Second, was the issue about not enough recognition been given to IR skills by the industry. The first session, which was mostly centered around the users of IR applications, covered evaluation of Ad Quality Ranking through two metrics: implicit (dwell time) and explicit feedback. A user-centered approach to evaluating IR techniques would yield more accurate representations of the impact it can have in a business therefore justifying the hiring of IR-only professionals. During the panel, this was considered a big problem because through anecdotal evidence, it was shown that businesses often don’t understand the added value of improving, as an example, search in their site, even when it is an ecommerce site where search has a direct impact in sales.
Finally, another issue, covering both of the aforementioned points was the big cost-of-entry into IR. Charlie Hull from Flax, during the Panel and his presentation in Session 3 encouraged attendees to organise and support more IR workshop events like Lucene4IR. Also, relevant to this issue, was Digby’s Q/A presentation in Session 2. During his presentation he explained the iterative approach followed for the development of a Q/A system. This sort of iterative development fits nicely with these workshop events. Teaching workshops helping people to start with IR, leveraging the fact that it can be iteratively added into a business, will allow people to see benefits incrementally reducing the impact of this high cost-of-entry.

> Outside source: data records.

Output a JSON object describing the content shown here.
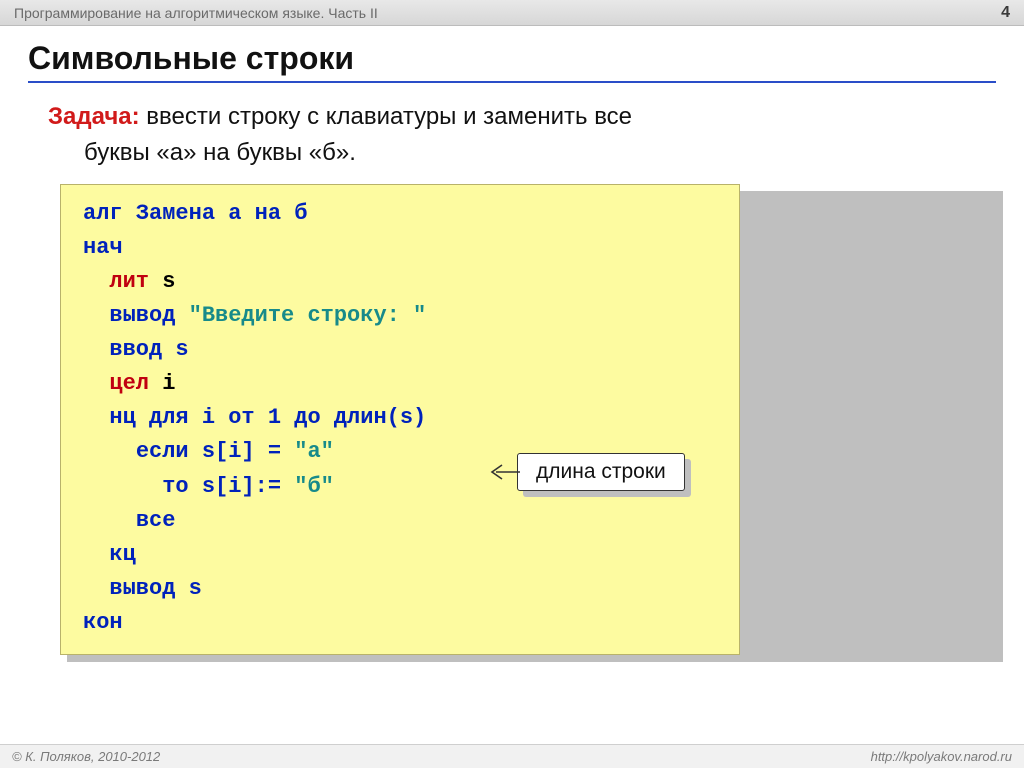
{
  "header": {
    "breadcrumb": "Программирование на алгоритмическом языке. Часть II",
    "page_number": "4"
  },
  "title": "Символьные строки",
  "task": {
    "label": "Задача:",
    "line1_rest": " ввести строку с клавиатуры и заменить все",
    "line2": "буквы «а» на буквы «б»."
  },
  "code": {
    "l1_kw": "алг ",
    "l1_name": "Замена а на б",
    "l2": "нач",
    "l3_kw": "лит",
    "l3_var": " s",
    "l4_kw": "вывод ",
    "l4_str": "\"Введите строку: \"",
    "l5": "ввод s",
    "l6_kw": "цел",
    "l6_var": " i",
    "l7_a": "нц для i от 1 до ",
    "l7_fn": "длин",
    "l7_b": "(s)",
    "l8_a": "если s[i] = ",
    "l8_str": "\"а\"",
    "l9_a": "то s[i]:= ",
    "l9_str": "\"б\"",
    "l10": "все",
    "l11": "кц",
    "l12": "вывод s",
    "l13": "кон"
  },
  "callout": "длина строки",
  "footer": {
    "copyright": "© К. Поляков, 2010-2012",
    "url": "http://kpolyakov.narod.ru"
  }
}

In summary, during the panel session at Search Solutions 2016, attendees listed as possible reasons why there is a supply of IR talent that doesn’t match its demand: IR branding, importance assigned by the industry to IR tasks, and high cost-of-entry into the area. The presentations given at the forum, addressed partially if not completely in some way these issues. User-centered evaluation of IR tasks can help showcasing its importance to businesses. Also, combining existing trends with courses and workshops focused on teaching the basic building blocks of IR, can help attract more professionals and students into the area.
On a personal note, during the panel, the broadness of the IR field was brought up. I consider IR to be somewhat similar to web development (also very broad with many techniques and technologies to learn), if web development had a really active research community. However, unlike web development, IR is not a field in which most aspiring computer engineers and scientists work at least once during their academic careers. The main reason for this, I think, is that web development learning resources match this group’s interests perfectly while IR learning resources are more business oriented. I suggest that, to solve the “branding” issue IR has, IR fundamentals are taught through applications that students can apply to their own side projects (i.e. chatbots, Amazon Alexa skills, Temporal Expressions search in instant messages streams, etc…). This is how me and my classmates got into IR in the first place, and how I think the IR community can grow.